El paisaje que los acompañó durante toda la marcha era precioso. Lúdebrand jamás había estado en Onun, y siempre había supuesto que Daroir guardaría cierta similitud con el reino vecino dada la proximidad. Pero lo único que tenían en común eran las grandes montañas, las Cumbres Heladas que hacían honor a su nombre. Buena parte de ellas estaba cubierta de un manto blanco de nieve que no disimulaba lo escarpado de ellas. Se elevaban majestuosas, dignas como gigantes y más ancianas que la propia tierra que pisaban.

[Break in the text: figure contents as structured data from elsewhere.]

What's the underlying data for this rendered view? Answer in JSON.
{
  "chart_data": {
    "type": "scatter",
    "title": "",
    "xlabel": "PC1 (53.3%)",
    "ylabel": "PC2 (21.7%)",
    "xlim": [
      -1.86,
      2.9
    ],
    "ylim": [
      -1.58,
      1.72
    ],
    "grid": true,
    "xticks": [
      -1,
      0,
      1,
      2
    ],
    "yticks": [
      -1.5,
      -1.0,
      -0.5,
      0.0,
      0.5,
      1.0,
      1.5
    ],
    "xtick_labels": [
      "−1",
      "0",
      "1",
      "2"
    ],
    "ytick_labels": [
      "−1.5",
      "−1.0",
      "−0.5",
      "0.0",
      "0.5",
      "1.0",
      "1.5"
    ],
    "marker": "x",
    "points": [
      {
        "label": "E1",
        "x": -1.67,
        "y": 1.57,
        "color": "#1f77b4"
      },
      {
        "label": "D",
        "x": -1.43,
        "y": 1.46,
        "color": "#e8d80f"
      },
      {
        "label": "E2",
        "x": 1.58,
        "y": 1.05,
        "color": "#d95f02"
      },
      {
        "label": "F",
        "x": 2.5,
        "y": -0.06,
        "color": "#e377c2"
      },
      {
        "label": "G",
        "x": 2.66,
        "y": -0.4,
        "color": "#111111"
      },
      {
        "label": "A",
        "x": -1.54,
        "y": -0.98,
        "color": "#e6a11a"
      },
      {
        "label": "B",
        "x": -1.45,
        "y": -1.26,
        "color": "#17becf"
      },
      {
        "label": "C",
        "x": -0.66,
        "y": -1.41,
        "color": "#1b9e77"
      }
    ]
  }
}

Delante de ellos, se extendían los prados verdes salpicados de nieve y escarcha, las zonas boscosas típicas de Onun, riachuelos y arroyos. Era un regalo para la vista. Lúdebrand pensó que no se podía permitir que la guerra arrasara aquel bello lugar. No debían permitírselo.
Al poco divisaron los muros de Ánquok, la capital de Onun. La ciudad parecía un fantasma enorme y blanco sumido en una extraña melancolía que contagió al conde de Daroir. En lo alto de la ciudad, el Palacio de Hielo, hogar de los soberanos de Onun, les observaba como el que agradece una inútil pero bienintencionada visita. Pese a que la ciudad estaba desierta, las puertas que la guardaba permanecían cerradas, signo de la voluntad del pueblo ónunim de nunca rendirse. Les llevó un largo rato encontrar un lugar por el que acceder. Tuvieron que escalar la parte más baja de sus murallas, con cuerdas y ganchos, para acceder al interior de Ánquok. Una vez dentro, observando las casas y edificios completamente vacíos, la ausencia de vida, el silencio que lo impregnaba todo, Lúdebrand no pudo contener un escalofrío. Si aquellas gentes habían abandonado su ciudad, sus hogares, era porque algo realmente grave estaba pasando o a punto de pasar.
Los cuatro compañeros recorrieron gran parte de la ciudad y llegaron a subir hasta el Palacio de Hielo sin encontrar nada. No había signos de vida, de modo que el enemigo aún no había logrado su objetivo. Onun continuaba siendo libre. Aún ondeaban al viento sus estandartes, y las casas no habían sido violentadas por culpa del saqueo. Había esperanza en aquella soledad y desamparo.
- ¿Deseáis que sigamos peinando la ciudad, mi señor? - le preguntó Morthorn antes de que cayera el sol.
- No es necesario, capitán. Ánquok está vacía. Repongamos fuerzas y durmamos calientes en alguna de estas casas. Cuando nos recuperemos continuaremos hacia el norte.